Plants and animals are constantly interacting with microbes (bacteria, fungi, viruses, etc.). These host-microbe interactions are central to health and disease, growth and development, and ecosystem functioning. Land plants, for example, form close relationships with arbuscular mycorrhiza fungi (AMF), which provide the plants’ root cells with mineral nutrients in exchange for carbon. To balance the costs and benefits of this symbiotic relationship, plants tightly control the fungal colonies through local and systemic signaling pathways, which allows them to coordinate fungal interactions with their current nutrient needs and carbon availability. However, much less is known about how the fungal species regulate their side of this partnership. Lena Mueller is performing dual-species transcriptomics to simultaneously measure plant and fungal gene expression with single-nucleus resolution in a variety of plant-AMF pairings. Her findings will lay the groundwork for understanding mechanisms of microbial control over plants and help identify mechanisms to prevent microbial parasites. This research may also identify strategies to promote beneficial plant-microbe interactions, which could help boost crop yields and reduce the use of chemical fertilizers.

Innovation Grant

Neuroscientists need to be able to image large populations of cells deep within the brain, which is challenging to do with existing microscopy tools. For example, two-photon microscopy allows for imaging of neural activity in deeper layers of the brain, but this relies on a nonlinear excitation process that only lets scientists see the activity in a small volume of tissue.
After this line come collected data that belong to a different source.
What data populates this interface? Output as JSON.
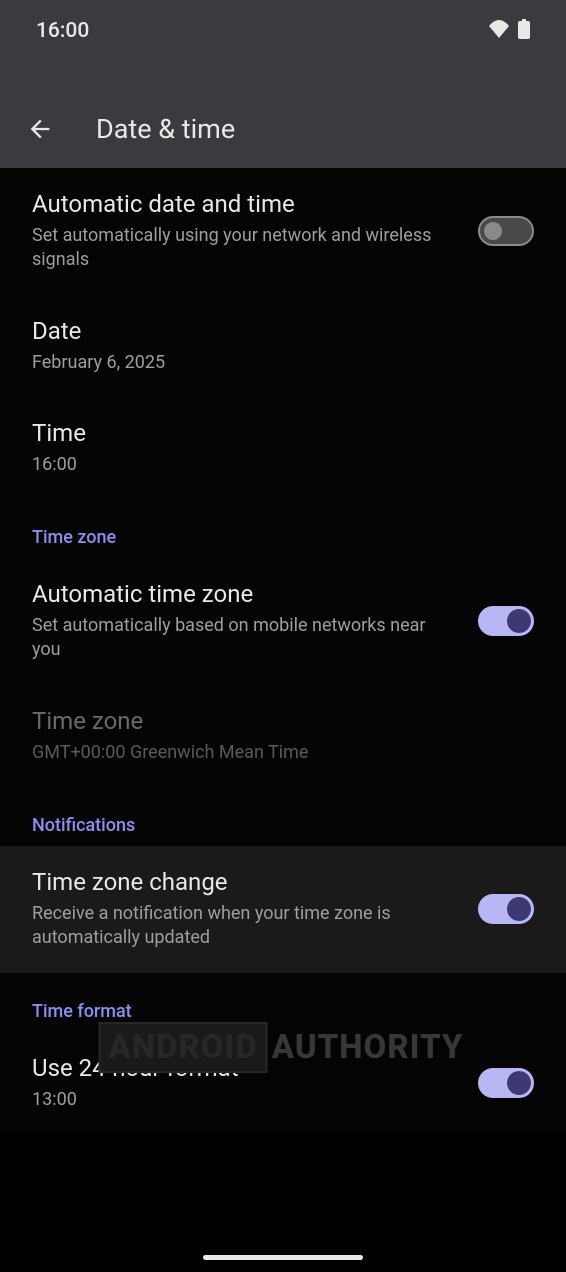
{
  "statusBar": {
    "time": "16:00"
  },
  "appBar": {
    "title": "Date & time"
  },
  "settings": {
    "autoDateTime": {
      "title": "Automatic date and time",
      "subtitle": "Set automatically using your network and wireless signals",
      "enabled": false
    },
    "date": {
      "title": "Date",
      "value": "February 6, 2025"
    },
    "time": {
      "title": "Time",
      "value": "16:00"
    }
  },
  "sections": {
    "timeZone": {
      "header": "Time zone",
      "autoTimeZone": {
        "title": "Automatic time zone",
        "subtitle": "Set automatically based on mobile networks near you",
        "enabled": true
      },
      "timeZone": {
        "title": "Time zone",
        "value": "GMT+00:00 Greenwich Mean Time"
      }
    },
    "notifications": {
      "header": "Notifications",
      "timeZoneChange": {
        "title": "Time zone change",
        "subtitle": "Receive a notification when your time zone is automatically updated",
        "enabled": true
      }
    },
    "timeFormat": {
      "header": "Time format",
      "use24Hour": {
        "title": "Use 24-hour format",
        "example": "13:00",
        "enabled": true
      }
    }
  },
  "watermark": {
    "part1": "ANDROID",
    "part2": "AUTHORITY"
  }
}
Adam Bowman has identified a method to generate an effective nonlinearity that will allow his lab to get the benefits of two-photon microscopy with standard one-photon excitation. He is now developing time domain optics to allow nanosecond-level control of this microscope illumination. Using these optics, his lab will demonstrate a prototype microscope that can achieve time-gated optical sectioning of brain tissue with orders of magnitude higher throughput than two-photon microscopy and without requiring a spatial pinhole to reject out-of-focus scattered light. He will deploy this technique to improve the readout of fluorescent molecules in the deep brain, which could transform our ability to observe and decode neural activity.

Collaboration Grant

Christian Metallo and Janelle Ayres are investigating a potential topical therapeutic for normalizing microbial dysbiosis to improve skin health. They have discovered sphingolipid species in human skin that they call “very long-chain sphingoid bases” (VLCBs). These are the most abundant sphingolipids produced in the human epidermis, yet their existence and bioactivity have been previously ignored. Preliminary data suggest VLCBs are decreased ~100-fold in patients with atopic dermatitis or eczema, a common inflammatory skin condition marked by altered microbiota. They are now investigating whether VLCB treatment can normalize keratinocyte differentiation and the microbial ecology of the skin in patients with atopic dermatitis. The project leverages their combined expertise in lipidomics, cell biology, and host-microbe interactions to define the functional role of VLCBs in maintaining ecological homeostasis in the skin.